I love Valente and I always will; I will never stop loving her Fairyland series. And it's not that her Fairyland doesn't have its own painful revelations too. But...Half-Witch is the book I needed right now. It's a fairytale for those of us who are tired and bruised inside and can't face, at the moment, the stories that sparkle and glitter. I don't know how to put this without sounding like Fairyland is anything but the rich and complex series it is. Fairyland is not fluffy. But it's too obviously bright and hopeful and full of wonder for me to take when I don't have the strength to believe in it. When I'm tired and hurting and can't figure out how to wash the cynicism from my eyes.

That's where Half-Witch comes in. Because it's not a depressing book. Not at all! But it is a story I could trust, and follow, and believe in, all the way through the darkness and out the other side. It's a story that, honestly, almost tricks you into feeling hope again, believing in the world again. It's a story that acknowledges and doesn't flinch away from how unbelievably awful and terrifying things can be, how low you can fall, how hopeless everything can sometimes seem - and then shows you how to grit your teeth and snarl and fight your way back up, not with violence but with the sheer, teeth-bared determination to be good, and do good, and make things right. It's a story that reminds us that goodness is not bloodless, but neither is it bloodthirsty. It's a story about learning to be brave, and clever, and standing up for yourself and your friends; about being terrified beyond belief and Doing It Anyway.
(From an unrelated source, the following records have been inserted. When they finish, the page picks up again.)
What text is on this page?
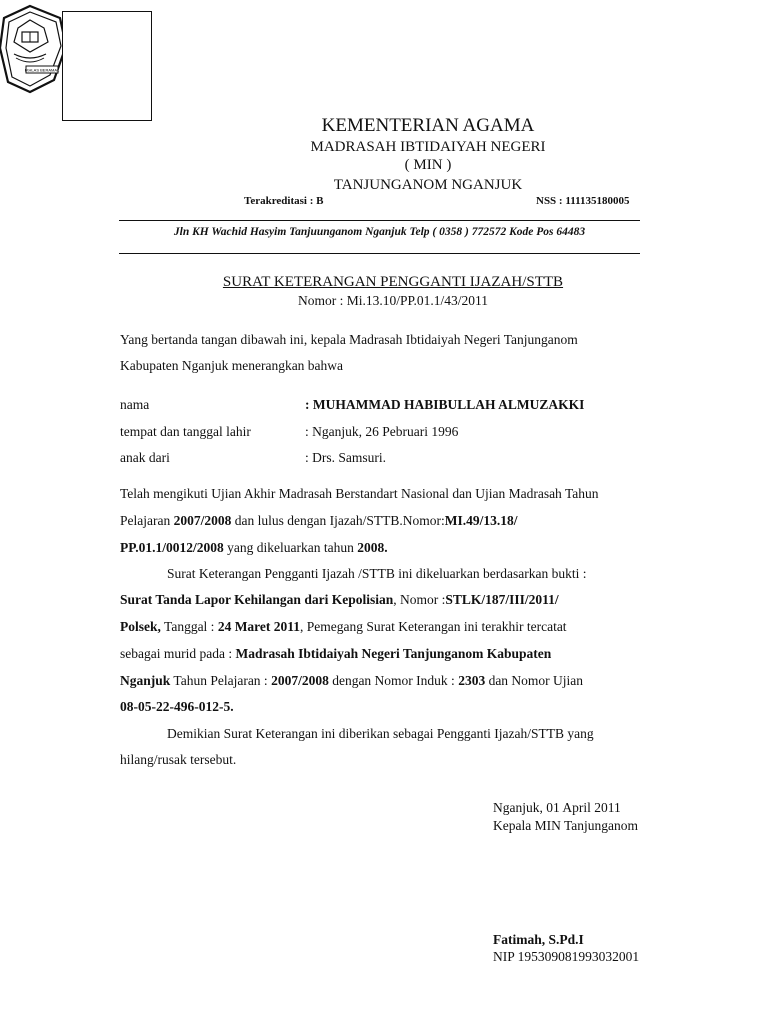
IKHLAS BERAMAL
KEMENTERIAN AGAMA
MADRASAH IBTIDAIYAH NEGERI
( MIN )
TANJUNGANOM NGANJUK
Terakreditasi : B	NSS : 111135180005
Jln KH Wachid Hasyim Tanjuunganom Nganjuk Telp ( 0358 ) 772572 Kode Pos 64483
SURAT KETERANGAN PENGGANTI IJAZAH/STTB
Nomor : Mi.13.10/PP.01.1/43/2011
Yang bertanda tangan dibawah ini, kepala Madrasah Ibtidaiyah Negeri Tanjunganom
Kabupaten Nganjuk menerangkan bahwa
nama	: MUHAMMAD HABIBULLAH ALMUZAKKI
tempat dan tanggal lahir	: Nganjuk, 26 Pebruari 1996
anak dari	: Drs. Samsuri.
Telah mengikuti Ujian Akhir Madrasah Berstandart Nasional dan Ujian Madrasah Tahun
Pelajaran 2007/2008 dan lulus dengan Ijazah/STTB.Nomor:MI.49/13.18/
PP.01.1/0012/2008 yang dikeluarkan tahun 2008.
Surat Keterangan Pengganti Ijazah /STTB ini dikeluarkan berdasarkan bukti :
Surat Tanda Lapor Kehilangan dari Kepolisian, Nomor :STLK/187/III/2011/
Polsek, Tanggal : 24 Maret 2011, Pemegang Surat Keterangan ini terakhir tercatat
sebagai murid pada : Madrasah Ibtidaiyah Negeri Tanjunganom Kabupaten
Nganjuk Tahun Pelajaran : 2007/2008 dengan Nomor Induk : 2303 dan Nomor Ujian
08-05-22-496-012-5.
Demikian Surat Keterangan ini diberikan sebagai Pengganti Ijazah/STTB yang
hilang/rusak tersebut.
Nganjuk, 01 April 2011
Kepala MIN Tanjunganom
Fatimah, S.Pd.I
NIP 195309081993032001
It's also wickedly clever and subtly sneaky and full of references to or ideas pulled from older stories or myths, reworked in truly incredible ways. The worldbuilding is freaking amazing. It made me laugh far more than once; it made me gleeful; it had me glued to the pages and literally breathless multiple times. It's gross and beautiful and soft and sharp, part nightmare and part dream and all unputdown-able. It's the perfect, perfect, perfect fairytale-esque story the world needs at right this moment.

So I don't know how or where you found it, what path led you to this book (and this review). But it did not lead you wrong.